Edito : Pas assez de « bon État », trop de « mauvais État »

Depuis de nombreux mois, se développe presque partout en Europe une montée de colère diffuse contre le monde politique et les pouvoirs publics. Ce mécontentement prend diverses formes d’un pays à l’autre. Il résulte de nombreux facteurs ce qui rend encore plus difficile la tâche du monde politique qui ne sait comment gérer ce mécontentement. Notre pays est encore épargné mais le sentiment de frustration qui a saisi l’électeur lambda est de plus en plus perceptible. Il se traduit notamment par le refus d’engager des réformes alors que celles-ci n’ont jamais été aussi nécessaires et par une critique farouche de tous ceux qui remettent en cause la possibilité d’une fin de notre croissance. En Suisse, cette attitude se vérifie avec l’incapacité du parlement d’adopter une loi pour réduire le réchauffement climatique et par une fuite en avant avec des propositions de sous-enchères fiscales pour assurer notre compétitivité.

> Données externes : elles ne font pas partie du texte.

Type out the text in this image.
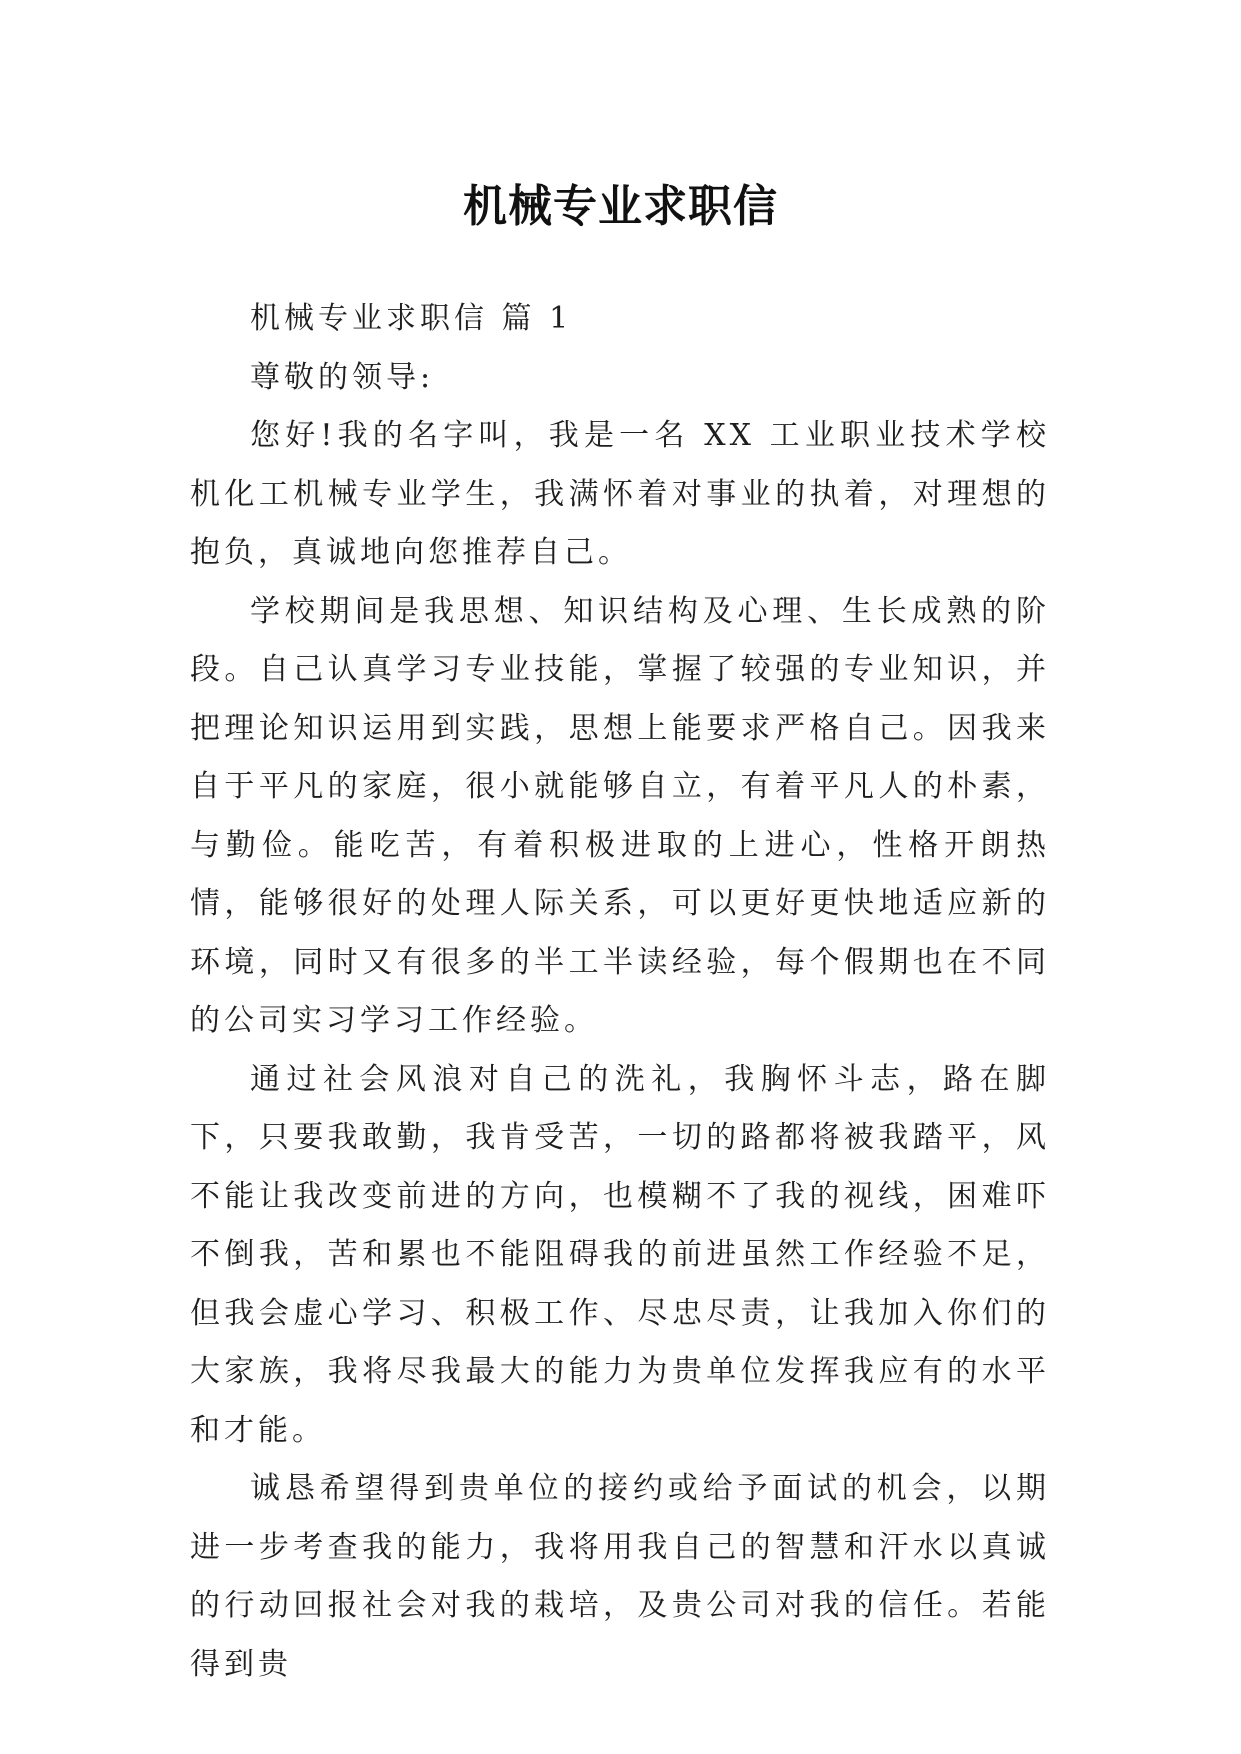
机械专业求职信

机械专业求职信 篇 1

尊敬的领导:

您好!我的名字叫，我是一名 XX 工业职业技术学校机化工机械专业学生，我满怀着对事业的执着，对理想的抱负，真诚地向您推荐自己。

学校期间是我思想、知识结构及心理、生长成熟的阶段。自己认真学习专业技能，掌握了较强的专业知识，并把理论知识运用到实践，思想上能要求严格自己。因我来自于平凡的家庭，很小就能够自立，有着平凡人的朴素，与勤俭。能吃苦，有着积极进取的上进心，性格开朗热情，能够很好的处理人际关系，可以更好更快地适应新的环境，同时又有很多的半工半读经验，每个假期也在不同的公司实习学习工作经验。

通过社会风浪对自己的洗礼，我胸怀斗志，路在脚下，只要我敢勤，我肯受苦，一切的路都将被我踏平，风不能让我改变前进的方向，也模糊不了我的视线，困难吓不倒我，苦和累也不能阻碍我的前进虽然工作经验不足，但我会虚心学习、积极工作、尽忠尽责，让我加入你们的大家族，我将尽我最大的能力为贵单位发挥我应有的水平和才能。

诚恳希望得到贵单位的接约或给予面试的机会，以期进一步考查我的能力，我将用我自己的智慧和汗水以真诚的行动回报社会对我的栽培，及贵公司对我的信任。若能得到贵
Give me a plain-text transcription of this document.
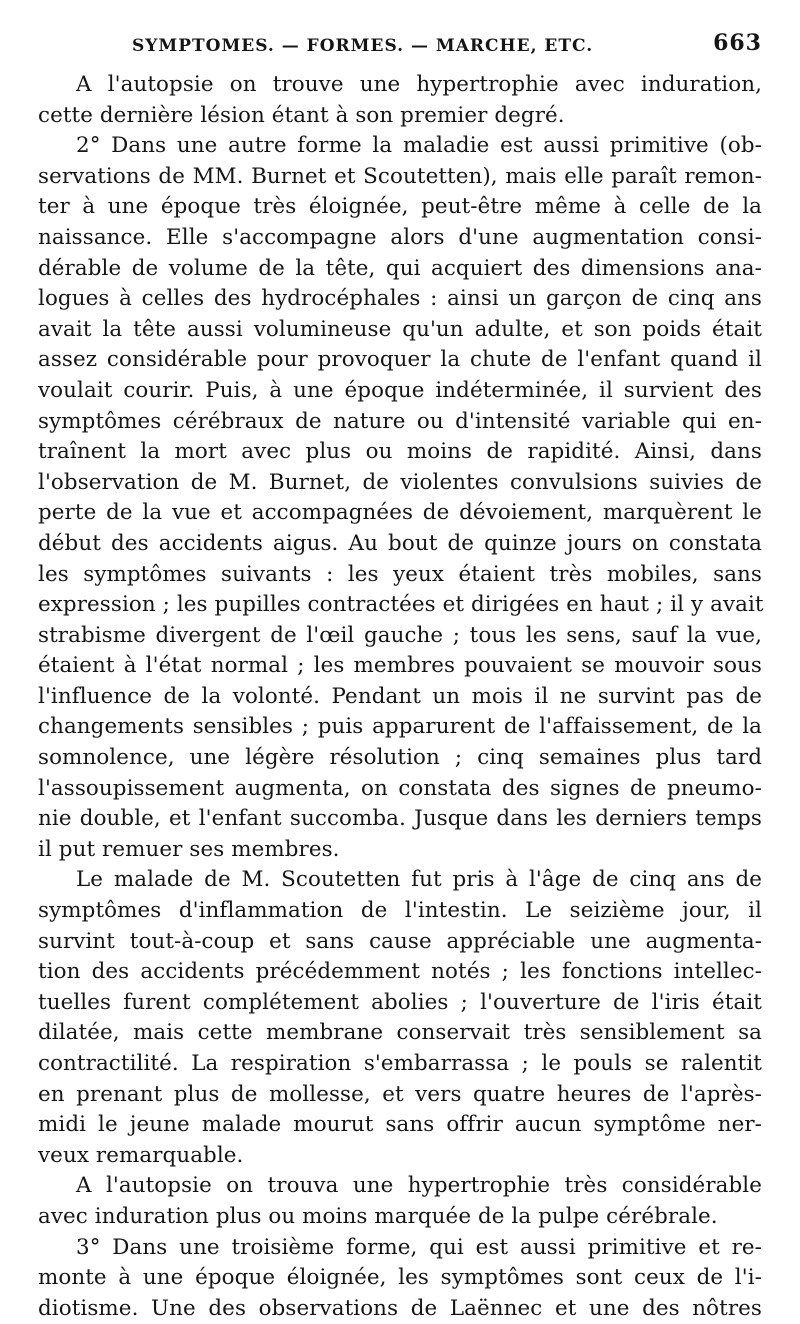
SYMPTOMES. — FORMES. — MARCHE, ETC.	663

A l'autopsie on trouve une hypertrophie avec induration,
cette dernière lésion étant à son premier degré.

2° Dans une autre forme la maladie est aussi primitive (ob-
servations de MM. Burnet et Scoutetten), mais elle paraît remon-
ter à une époque très éloignée, peut-être même à celle de la
naissance. Elle s'accompagne alors d'une augmentation consi-
dérable de volume de la tête, qui acquiert des dimensions ana-
logues à celles des hydrocéphales : ainsi un garçon de cinq ans
avait la tête aussi volumineuse qu'un adulte, et son poids était
assez considérable pour provoquer la chute de l'enfant quand il
voulait courir. Puis, à une époque indéterminée, il survient des
symptômes cérébraux de nature ou d'intensité variable qui en-
traînent la mort avec plus ou moins de rapidité. Ainsi, dans
l'observation de M. Burnet, de violentes convulsions suivies de
perte de la vue et accompagnées de dévoiement, marquèrent le
début des accidents aigus. Au bout de quinze jours on constata
les symptômes suivants : les yeux étaient très mobiles, sans
expression ; les pupilles contractées et dirigées en haut ; il y avait
strabisme divergent de l'œil gauche ; tous les sens, sauf la vue,
étaient à l'état normal ; les membres pouvaient se mouvoir sous
l'influence de la volonté. Pendant un mois il ne survint pas de
changements sensibles ; puis apparurent de l'affaissement, de la
somnolence, une légère résolution ; cinq semaines plus tard
l'assoupissement augmenta, on constata des signes de pneumo-
nie double, et l'enfant succomba. Jusque dans les derniers temps
il put remuer ses membres.

Le malade de M. Scoutetten fut pris à l'âge de cinq ans de
symptômes d'inflammation de l'intestin. Le seizième jour, il
survint tout-à-coup et sans cause appréciable une augmenta-
tion des accidents précédemment notés ; les fonctions intellec-
tuelles furent complétement abolies ; l'ouverture de l'iris était
dilatée, mais cette membrane conservait très sensiblement sa
contractilité. La respiration s'embarrassa ; le pouls se ralentit
en prenant plus de mollesse, et vers quatre heures de l'après-
midi le jeune malade mourut sans offrir aucun symptôme ner-
veux remarquable.

A l'autopsie on trouva une hypertrophie très considérable
avec induration plus ou moins marquée de la pulpe cérébrale.

3° Dans une troisième forme, qui est aussi primitive et re-
monte à une époque éloignée, les symptômes sont ceux de l'i-
diotisme. Une des observations de Laënnec et une des nôtres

A l’échelle cantonale, nous assistons à des comportements semblables. Ainsi nos autorités entretiennent des projections économiques fondées sur les perspectives d’un Plan directeur complètement biaisé qui ne prend en compte ni les enjeux environnementaux, ni les bouleversements sociétaux. La décision du Grand Conseil de brader la zone agricole du Pré-du-Stand au Grand-Saconnex et de condamner à l’exil le dernier paysan de la commune, pour construire des bureaux et des terrains de sport dans un des lieux le plus pollué de la République en est un exemple. Et l’aberration de cette décision n’a pas pour autant dissuader une majorité de parlementaires de voter ce déclassement. Il en est de même avec les propositions du Conseil d’Etat qui postulent une sous-enchère fiscale pour rendre encore plus attrayant sur le plan démographique un espace vital déjà très restreint. Et cela sans réfléchir aux conséquences de cette politique sur la qualité de vie de nos concitoyens. Comme si inéluctablement, une croissance exponentielle représentait le meilleur moyen de répondre aux attentes des habitants de ce canton.

Sur le plan communal, le comportement de nos élus reste également figé sur des concepts d’aménagement totalement dépassés. L’exemple de la destruction projetée du dernier espace en Ville de Genève qui entretient encore un aspect villageois en est la meilleure illustration. Le Petit-Saconnex connaît l’une des densifications les plus fortes en Ville de Genève mais le Conseil administratif avec une majorité au Conseil municipal veut encore et encore détruire un espace traditionnel de petites villas et de jardins richement arborisés qui donne son cachet au village pour les remplacer par des barres sans âme qui anéantiront de manière irréversible ce qui fait le charme de ce coin de notre territoire. Cela avec la seule et unique idée qu’il faut impérativement bâtir pour répondre à une demande de logements sociaux artificiellement provoquée par des politiques fiscales mises en œuvre par ces mêmes autorités. Dans un autre quartier du Petit-Saconnex, le Conseil administratif s’est même opposé à la création d’un espace vert de sociabilité en obligeant les enfants à jouer dans la rue au milieu des véhicules !

Genève a mis en place en matière de promotion du logement social le pire système réglementaire imaginable en l’axant sur le seul objectif de maximiser la construction d’appartements. Ce faisant, il abandonne la responsabilité de de la qualité de l’habitat et de l’aménagement aux seuls promoteurs. Comme les marges bénéficiaires de ces derniers sont limitées, les promoteurs réduisent au maximum les coûts de la construction et de l’aménagement des nouveaux quartiers au détriment des futurs locataires. Il s’ensuit des logements de piètre qualité et très peu d’aménagements extérieurs. Cela aboutit à un dirigisme extrêmement lourd, contraignant et pusillanime sans que l’Etat – dont s’est pourtant la première obligation veille au bien-être des habitants. Un gâchis total qui en définitive accroît encore le mécontentement de la population. Il serait temps que les choses changent. Avec des pouvoirs publics qui prennent en compte à la fois les exigences de la transition écologique et les aspirations de la population pour une meilleure qualité de vie.